La bancarisation, imposée pour la gestion de la paie des vacataires par la puissance publique, aura structuré quelque peu leur situation en ce qui concerne la rétribution. Un bon début auquel il faut ajouter leur recensement à travers la réalisation d’une base de données sur les aspirants à la fonction enseignante, une amélioration de leur statut que la contractualisation initiée par le gouvernement vient corroborer. C’est une formalisation, à tout point de vue, qui a fait défaut à ce profil d’enseignants jusqu’à présent. En tout cas, un bon début dans le processus d’amélioration de leur statut.  En soi, c’est une situation de sédentarisation qui leur est donnée. Mais ce n’est pas tout, car à terme, ils bénéficieront des renforcements de capacité au même titre que leurs pairs agents contractuels et agents permanents de l’Etat.
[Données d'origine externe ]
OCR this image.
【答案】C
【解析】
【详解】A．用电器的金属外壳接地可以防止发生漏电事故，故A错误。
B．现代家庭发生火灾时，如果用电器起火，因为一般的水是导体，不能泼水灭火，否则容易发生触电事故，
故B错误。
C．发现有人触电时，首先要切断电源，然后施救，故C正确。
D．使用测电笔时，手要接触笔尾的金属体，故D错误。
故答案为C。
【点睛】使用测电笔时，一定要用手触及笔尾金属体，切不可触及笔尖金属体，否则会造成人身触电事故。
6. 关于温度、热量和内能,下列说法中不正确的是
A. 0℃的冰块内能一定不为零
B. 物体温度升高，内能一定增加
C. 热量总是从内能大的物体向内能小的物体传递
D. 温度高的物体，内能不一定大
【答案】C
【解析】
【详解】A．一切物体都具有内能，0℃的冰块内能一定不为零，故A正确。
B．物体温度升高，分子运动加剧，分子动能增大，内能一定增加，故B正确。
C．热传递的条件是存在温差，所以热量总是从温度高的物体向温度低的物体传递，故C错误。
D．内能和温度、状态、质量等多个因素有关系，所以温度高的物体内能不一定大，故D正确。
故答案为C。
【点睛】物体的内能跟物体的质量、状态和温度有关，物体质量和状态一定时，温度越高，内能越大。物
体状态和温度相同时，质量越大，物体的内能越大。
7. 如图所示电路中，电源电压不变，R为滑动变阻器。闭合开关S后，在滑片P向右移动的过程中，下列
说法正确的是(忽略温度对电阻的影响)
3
Autant de mesures structurantes, sous la conduite de l’Agence nationale pour l’emploi, qui contribueront à l’amélioration de leurs rendements, car de fait ils ne vont plus distraire leurs énergies à aller par monts et par vaux afin d’engranger les heures de vacation.
Sans doute que les intéressés espèrent davantage pour conforter leur statut d’enseignant. Notamment qu’ils n’aient plus à devoir affronter les périodes de soudure que constitue pour eux le temps des vacances, ne bénéficiant d’aucune paye courant ces mois. Même si cela se justifie, car ils sont payés à l’heure. C’est fatal. Mais les vacataires ne doivent pas perdre patience et piaffer d’impatience, dans un esprit corporatiste dont seuls les enseignants ont le secret, et à vouloir tout maintenant et tout de suite. Ce serait se tirer une balle dans le pied, car le gouvernement n’a pris l’initiative d’arranger leur situation  sous aucune autre contrainte que celle de restructurer.  Il l’a fait sans que personne ne l’y contraigne mais dans un souci de restructuration que justifient autant les tests faits aux aspirants que l’évaluation d’autres enseignants. Qui dit restructuration dit remise en ordre, mais aussi réadaptation fonctionnelle. Il faut avancer un pas après l’autre, sans précipitation…Et, il faut bien admettre qu’à cet exercice, le gouvernement actuel est champion à l’image de son chef qui a de la suite dans les idées, extraordinairement, et un sens de l’anticipation dont on peut être admiratif…Les vacataires  peuvent donc le créditer d’être empli de bonnes dispositions à leur égard.